From CLIP to DINO: Visual Encoders Shout in Multi-modal Large Language Models
摘要
评审与讨论
This paper explores the effectiveness of various vision encoders in Multi-modal Large Language Models (MLLMs). While current MLLM implementations often employ CLIP or its variants for visual understanding and predominantly extract features from the model's deep layers, there is a lack of in-depth analysis of these visual encoders. Through an extensive examination, the authors discover that the shallow layer features of CLIP are especially beneficial for detailed tasks like grounding and region comprehension. Intriguingly, the DINO model, which is not initially trained with text-image alignment, shows significant potential as a visual component in MLLMs. When supplemented with an MLP layer for alignment, DINO outperforms CLIP in tasks demanding finer perception. Based on these insights, the paper introduces a novel feature integration method called COMM, which combines the strengths of both CLIP and DINO via Multi-level features Merging, aiming to enhance the visual proficiency of MLLMs. Evaluations of COMM on multiple benchmarks, such as image captioning, visual question answering, visual grounding, and object hallucination, indicate its superior performance over current methods, highlighting its improved visual competency in MLLMs.
优点
- The paper introduces a novel strategy COMM that combines multi-stage visual features from both CLIP and DINO, attaining noticeable improvements on several VL reasoning tasks.

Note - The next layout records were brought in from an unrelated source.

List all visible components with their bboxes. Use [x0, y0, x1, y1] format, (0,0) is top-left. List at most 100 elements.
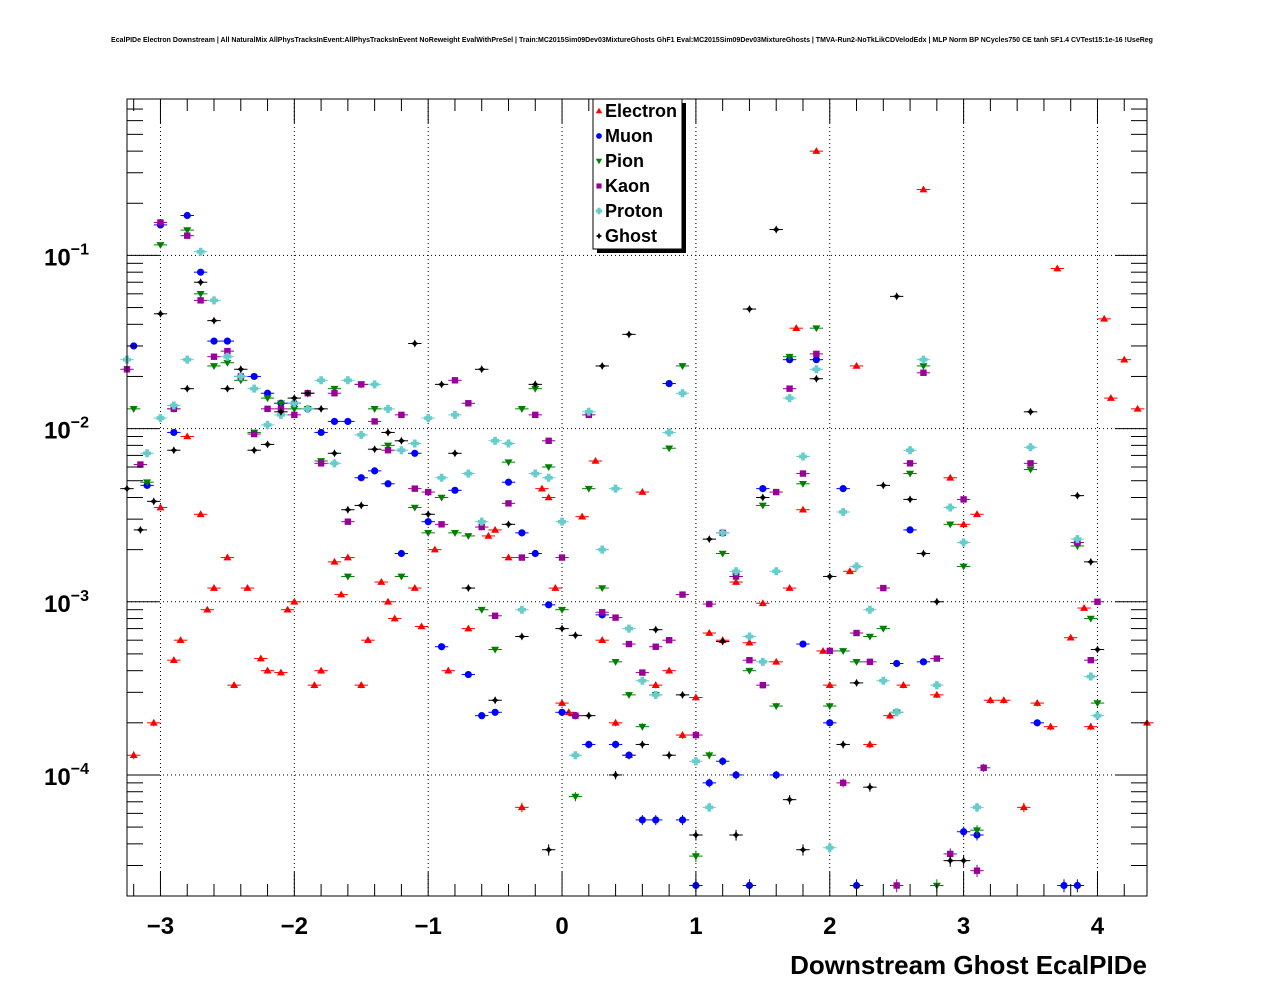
data-point	[314, 376, 328, 385]
data-marker	[772, 771, 780, 779]
data-marker	[343, 505, 352, 514]
data-point	[287, 411, 302, 419]
data-marker	[813, 350, 820, 358]
data-marker	[973, 510, 981, 518]
data-point	[501, 459, 516, 467]
data-marker	[772, 225, 781, 234]
data-point	[930, 655, 944, 662]
data-point	[715, 757, 730, 766]
data-point	[488, 436, 502, 445]
data-marker	[169, 446, 178, 455]
x-tick-label: 0	[555, 913, 568, 940]
axis-ticks	[127, 98, 1147, 897]
data-marker	[196, 278, 205, 287]
data-point	[274, 407, 288, 416]
data-marker	[572, 712, 579, 719]
data-marker	[812, 356, 820, 364]
data-marker	[651, 625, 660, 634]
data-point	[1070, 535, 1085, 544]
data-point	[595, 545, 609, 554]
data-point	[381, 404, 395, 413]
data-marker	[880, 584, 887, 592]
data-point	[582, 711, 596, 720]
y-tick-label: 10−3	[44, 588, 89, 618]
data-point	[414, 622, 429, 630]
data-point	[260, 405, 275, 413]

- The paper presents an in-depth investigation into the correlations among token-level visual features of vision transformers, revealing the issues of overlooking detailed local features in CLIP. This exploration may give very useful insights into the studies of representation learning.
- It also provides a comprehensive comparison of various candidate vision encoders that roughly cover the prominent pretraining strategies such as CLIP, DINO, MAE, and supervised pretraining (DEiT). The findings of MAE and DEiT’s failure to adapt to multi-model tasks are interesting, if the experiments are correctly implemented.
缺点
- My major concern lies in the contributions of this work. The new approach COMM seems more like an ensembling strategy to directly combine CLIP and DINO’s multi-stage visual features. The motivation demonstrated in the paper to introduce DINO features is not really convincing: despite the fact that DINO yields better localized features than CLIP, there exist a lot of simple solutions to overcome this problem such as re-organizing CLIP’s self-attention [1] and learning additional adaptation layers [2]. How would the difference be between your method and such counterparts?
- Also, merging multi-layer visual features in vision transformers does not necessarily make sense, because in such models there already exist residual connections between neighboring blocks which means features have already been merged to some extent. Will COMM still be robust if merging the features with an interval (e.g., layer 1, 3, 5, 7…)? This ablation study should be included.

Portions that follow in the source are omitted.